The Holy Spirit is not part of the B Team… He’s part of the Godhead… He is God…
… and He… prays… for you… which V27 labels believers as “saints”… that’s how God presently views you.
Saint Marc. “Hey Saint Bernard!” I see you out there.
A prayer according to the will of God… coming from a source perfectly connected with God… is what you would call “the perfect prayer.”
That’s what the Holy Spirit offers up for you… when you don’t know what to pray. What a massive encouragement.
And, one final thought before we close… don’t forget we also have Jesus in heaven who “always lives to make intercession” for believers (Heb7:25)…
Or as V34 states “… who is even at the right hand of God, who also makes intercession for us.”

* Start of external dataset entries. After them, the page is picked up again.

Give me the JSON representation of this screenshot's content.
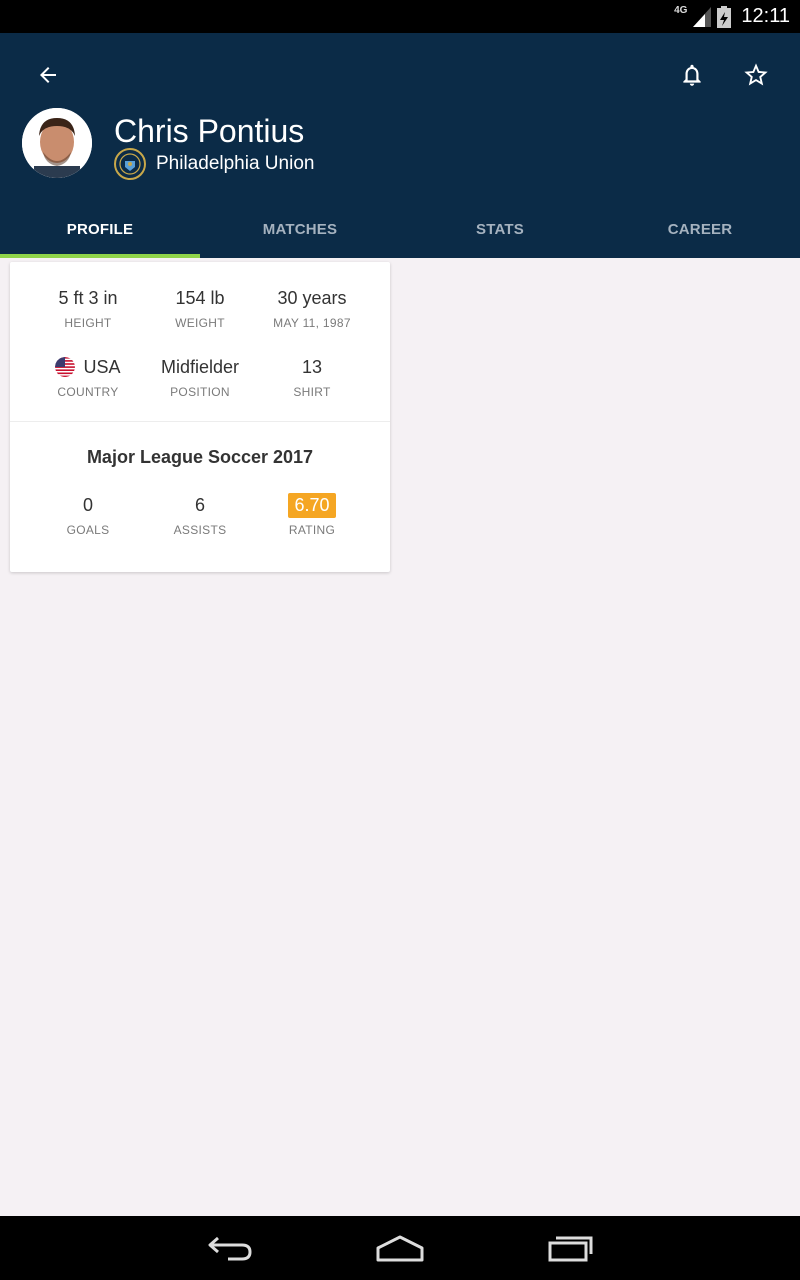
{
  "status_bar": {
    "network": "4G",
    "time": "12:11"
  },
  "player": {
    "name": "Chris Pontius",
    "club": "Philadelphia Union"
  },
  "tabs": [
    {
      "label": "PROFILE",
      "active": true
    },
    {
      "label": "MATCHES",
      "active": false
    },
    {
      "label": "STATS",
      "active": false
    },
    {
      "label": "CAREER",
      "active": false
    }
  ],
  "profile": {
    "height": {
      "value": "5 ft 3 in",
      "label": "HEIGHT"
    },
    "weight": {
      "value": "154 lb",
      "label": "WEIGHT"
    },
    "age": {
      "value": "30 years",
      "label": "MAY 11, 1987"
    },
    "country": {
      "value": "USA",
      "label": "COUNTRY"
    },
    "position": {
      "value": "Midfielder",
      "label": "POSITION"
    },
    "shirt": {
      "value": "13",
      "label": "SHIRT"
    }
  },
  "season": {
    "title": "Major League Soccer 2017",
    "goals": {
      "value": "0",
      "label": "GOALS"
    },
    "assists": {
      "value": "6",
      "label": "ASSISTS"
    },
    "rating": {
      "value": "6.70",
      "label": "RATING"
    }
  },
  "colors": {
    "header_bg": "#0b2b47",
    "tab_indicator": "#8fd44a",
    "rating_badge": "#f5a623",
    "page_bg": "#f5f1f4"
  },
  "icons": {
    "back": "arrow-left-icon",
    "bell": "bell-icon",
    "star": "star-outline-icon",
    "nav_back": "back-icon",
    "nav_home": "home-icon",
    "nav_recents": "recents-icon"
  }
}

So you’ve got two members of the Godhead praying for you!
One from within… the Holy Spirit … the Comforter…
And One from heaven… our Lord and Savior Jesus Christ.
You are well wrapped in prayer!
Jesus said “I will never leave you nor forsake you.”
No one who has lived in human history is immune to suffering… not even our Lord… but these verses today stand as testimony that…
Many and great are the promises of God…
Glory awaits us with a glorified body…
We have much to hope for… AND the Spirit of God will see us through.
Amen? Let’s Pray!
Suffering is a difficult topic… and while we don’t know all the why’s of suffering…
… we do know that suffering prepares us and our character for glory.
We know that suffering plays apart in conforming us into the image of the Son… and we know that we are not alone.
If you’re here today… and you need prayer… even for things you’ve prayed for a thousand times over…
Jesus says to “Ask, Seek, and Knock”… continuously.
Our prayer team will be on the sides ready to pray with you.
Be encouraged Saint… God is doing a good work in you… and His promises are true…
Go into this week ahead holding onto His sure promises… and be blessed as you go.